Data infrastructures are evolving and growing in many areas without being interoperable, giving rise to a phase of creolization, in which many inefficiencies in working with data retard innovation . Regarding chemistry as a large evolving infrastructure, with knowledge and data being generated on a daily basis, one can see not only many examples of such inefficiencies but also many practices that are still artisanal.

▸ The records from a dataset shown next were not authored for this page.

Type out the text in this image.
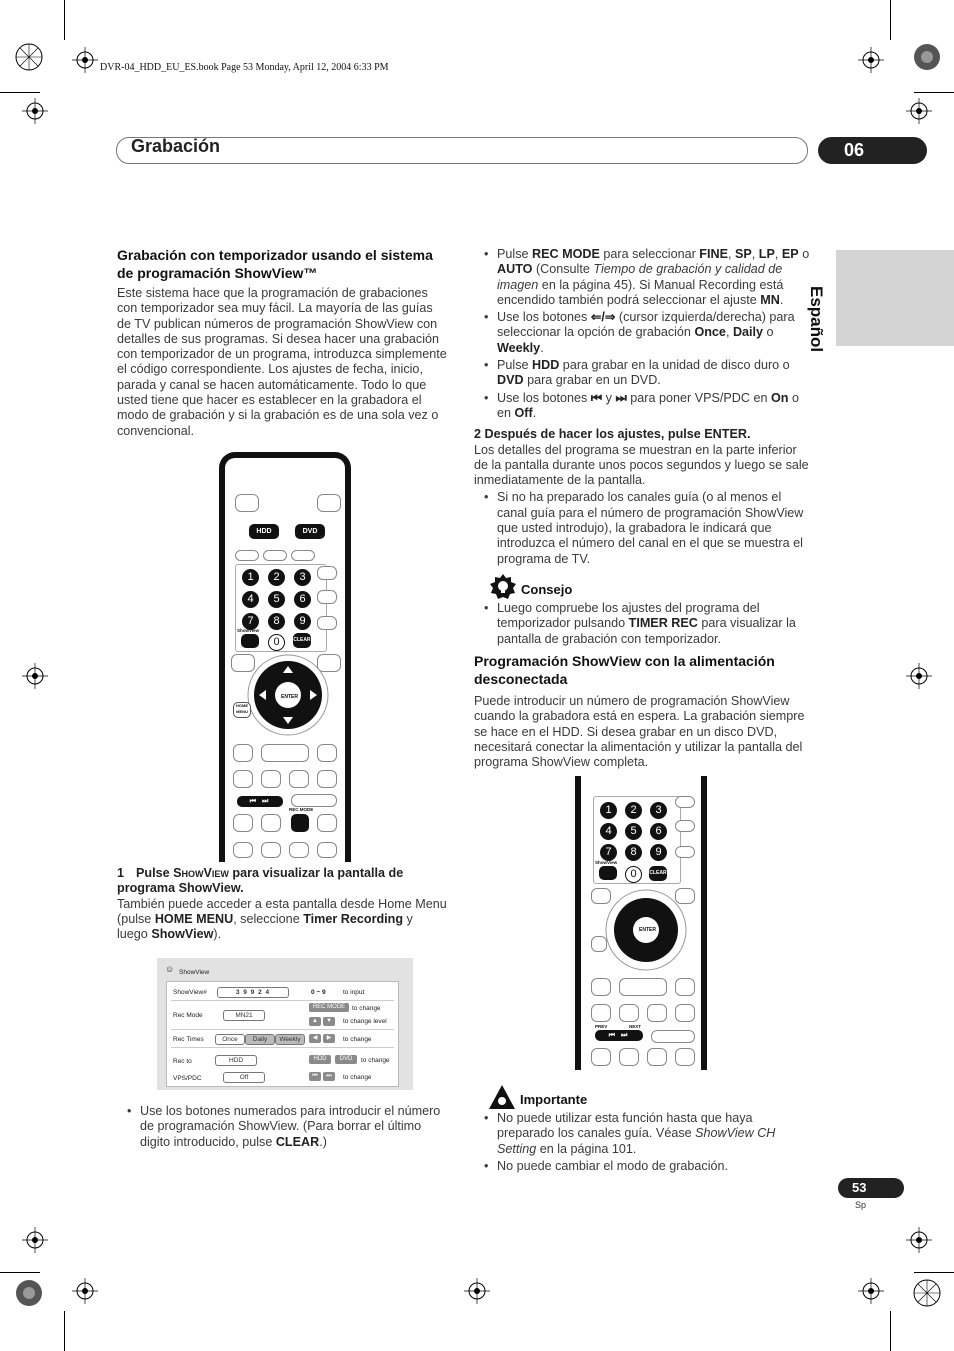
DVR-04_HDD_EU_ES.book Page 53 Monday, April 12, 2004 6:33 PM
Grabación	06
Español
Grabación con temporizador usando el sistema de programación ShowView™

Este sistema hace que la programación de grabaciones con temporizador sea muy fácil. La mayoría de las guías de TV publican números de programación ShowView con detalles de sus programas. Si desea hacer una grabación con temporizador de un programa, introduzca simplemente el código correspondiente. Los ajustes de fecha, inicio, parada y canal se hacen automáticamente. Todo lo que usted tiene que hacer es establecer en la grabadora el modo de grabación y si la grabación es de una sola vez o convencional.

HDD	DVD
1	2	3
4	5	6
7	8	9
ShowView
0	CLEAR
ENTER
HOME MENU
⏮ ⏭
REC MODE
1 Pulse ShowView para visualizar la pantalla de programa ShowView.

También puede acceder a esta pantalla desde Home Menu (pulse HOME MENU, seleccione Timer Recording y luego ShowView).

☺ ShowView
ShowView#	3 9 9 2 4	0 ~ 9	to input
Rec Mode	MN21
REC MODE	to change
▲	▼	to change level
Rec Times	Once	Daily	Weekly	◀	▶	to change
Rec to	HDD	HDD	DVD	to change
VPS/PDC	Off	⏮	⏭	to change
• Use los botones numerados para introducir el número de programación ShowView. (Para borrar el último digito introducido, pulse CLEAR.)
• Pulse REC MODE para seleccionar FINE, SP, LP, EP o AUTO (Consulte Tiempo de grabación y calidad de imagen en la página 45). Si Manual Recording está encendido también podrá seleccionar el ajuste MN.
• Use los botones ⇐/⇒ (cursor izquierda/derecha) para seleccionar la opción de grabación Once, Daily o Weekly.
• Pulse HDD para grabar en la unidad de disco duro o DVD para grabar en un DVD.
• Use los botones ⏮ y ⏭ para poner VPS/PDC en On o en Off.
2 Después de hacer los ajustes, pulse ENTER.

Los detalles del programa se muestran en la parte inferior de la pantalla durante unos pocos segundos y luego se sale inmediatamente de la pantalla.

• Si no ha preparado los canales guía (o al menos el canal guía para el número de programación ShowView que usted introdujo), la grabadora le indicará que introduzca el número del canal en el que se muestra el programa de TV.
Consejo
• Luego compruebe los ajustes del programa del temporizador pulsando TIMER REC para visualizar la pantalla de grabación con temporizador.
Programación ShowView con la alimentación desconectada

Puede introducir un número de programación ShowView cuando la grabadora está en espera. La grabación siempre se hace en el HDD. Si desea grabar en un disco DVD, necesitará conectar la alimentación y utilizar la pantalla del programa ShowView completa.

1	2	3
4	5	6
7	8	9
ShowView
0	CLEAR
ENTER
PREV	NEXT
⏮ ⏭
Importante
• No puede utilizar esta función hasta que haya preparado los canales guía. Véase ShowView CH Setting en la página 101.
• No puede cambiar el modo de grabación.
53
Sp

Chemistry needs models but chemistry also needs to recognize that models are models. The future demands of AI and ML in chemistry will require not only that data collection and storage be revolutionized but also that the predominant 2D Lewis and VSEPR bonding models be extended rationally and carefully to allow them to describe the phenomena that influence physical, chemical, biological and medicinal properties of molecules and aggregates.
Halloun’s view of paradigms , rather than Kuhn’s , appears to be most appropriate for chemistry. Existing, limping paradigms are typically extended pragmatically to encompass new situations. The personal nature of paradigms applies especially to different areas of chemistry. VSEPR, for instance, plays little or no role for most organic chemists. Indeed, these personal paradigms or folk ontologies not only vary from chemist to chemist but also over time. Chemists cherry pick their models to suit their needs. An organic chemist who uses predominantly the Lewis bonding picture or an inorganic chemist rooted in the VSEPR model switch quite happily to qualitative molecular-orbital arguments to explain electrocyclic reactions or the structure of ferrocene, even in teaching.
In contrast, cheminformatics will need to adopt a compact extended version of the Lewis/VSEPR model that relies as little as possible on arbitrary partitioning or analysis schemes and that can describe everything that needs to be described non-redundantly.
In this respect, the advent of AI and ML in chemistry can provide impetus for chemistry in general to recognize the role of models and to agree on unified, parsimonious model standards. This will not affect the everyday language of chemistry but may help understand the unique basis of chemical language.